Upon the dhow’s after-deck no one spoke for several minutes. Every one of the adventurers was doubtless busy with his own reflection, and there was an impressive touch about this silent putting forth into the darkness—a darkness not so deep as their own ignorance of the end of that voyage. And every one felt instinctively that much would be lost as well as won before that cargo should be raised that had cost the lives of so many men already.

A sudden recollection shook the spell of silence from Elliott.

“That other party at Zanzibar—what about them?” he asked.
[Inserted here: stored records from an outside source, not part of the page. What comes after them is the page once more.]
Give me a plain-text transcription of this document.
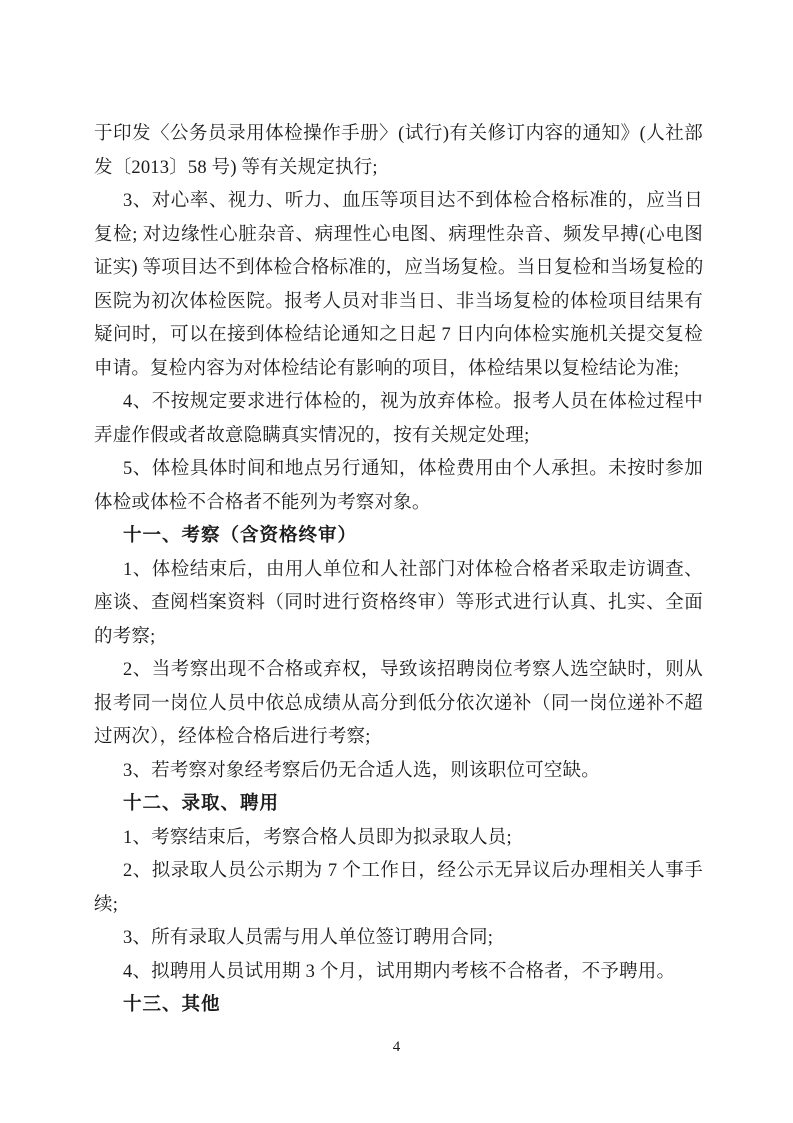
于印发〈公务员录用体检操作手册〉(试行)有关修订内容的通知》(人社部
发〔2013〕58 号) 等有关规定执行;
3、对心率、视力、听力、血压等项目达不到体检合格标准的，应当日
复检; 对边缘性心脏杂音、病理性心电图、病理性杂音、频发早搏(心电图
证实) 等项目达不到体检合格标准的，应当场复检。当日复检和当场复检的
医院为初次体检医院。报考人员对非当日、非当场复检的体检项目结果有
疑问时，可以在接到体检结论通知之日起 7 日内向体检实施机关提交复检
申请。复检内容为对体检结论有影响的项目，体检结果以复检结论为准;
4、不按规定要求进行体检的，视为放弃体检。报考人员在体检过程中
弄虚作假或者故意隐瞒真实情况的，按有关规定处理;
5、体检具体时间和地点另行通知，体检费用由个人承担。未按时参加
体检或体检不合格者不能列为考察对象。
十一、考察（含资格终审）
1、体检结束后，由用人单位和人社部门对体检合格者采取走访调查、
座谈、查阅档案资料（同时进行资格终审）等形式进行认真、扎实、全面
的考察;
2、当考察出现不合格或弃权，导致该招聘岗位考察人选空缺时，则从
报考同一岗位人员中依总成绩从高分到低分依次递补（同一岗位递补不超
过两次），经体检合格后进行考察;
3、若考察对象经考察后仍无合适人选，则该职位可空缺。
十二、录取、聘用
1、考察结束后，考察合格人员即为拟录取人员;
2、拟录取人员公示期为 7 个工作日，经公示无异议后办理相关人事手
续;
3、所有录取人员需与用人单位签订聘用合同;
4、拟聘用人员试用期 3 个月，试用期内考核不合格者，不予聘用。
十三、其他
4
“They got there over two weeks ago, just before I left,” Henninger answered. “There were two men. They must have been your friends Sevier and Carlton, by your description, and they were trying to hire some sort of craft and crew. Ships happened luckily to be scarce at Zanzibar just then, and they hadn’t made any headway when I came here to superintend things. Sullivan had chartered this boat already, and I picked up Hawke at Mozambique as I came down. They can’t have much the start of us at the most.”

“And what then?” demanded Bennett.

“Why, we outfitted this dhow, and no joke it was. We were lucky in picking up a full diving outfit. It’s badly battered, but we got it cheap, and it’ll serve. We hired a Berber Arab with it, who used to work on the sponge boats in the Levant and understands it. Then we had to rig a rough derrick apparatus to hoist heavy weights aboard by man-power. We had to get a crew, and provisions and arms—no end of things. It was like stocking a shop. We finished the job five days ago, and we’ve been waiting ever since for a message from you.”

“We’d have murdered you if we could have caught you. We were about ready to go off our heads,” Hawke supplemented.

The dhow was clearing the river mouth, and the Arab skipper hauled her course to the northward. The breeze was fresher outside, and she rapidly increased her speed, rolling heavily under the seas, for she was in light ballast.

“We’ve arranged to take turns standing watches,” said Henninger. “One of us must always be on guard till we get back. I’ll take the first watch, from nine o’clock till midnight, and then Hawke and then Sullivan, three hours apiece. Elliott and Bennett will take their turns the next night, and this arrangement gives two men a full sleep every night.”

“I’ll take my turn,” interposed Margaret.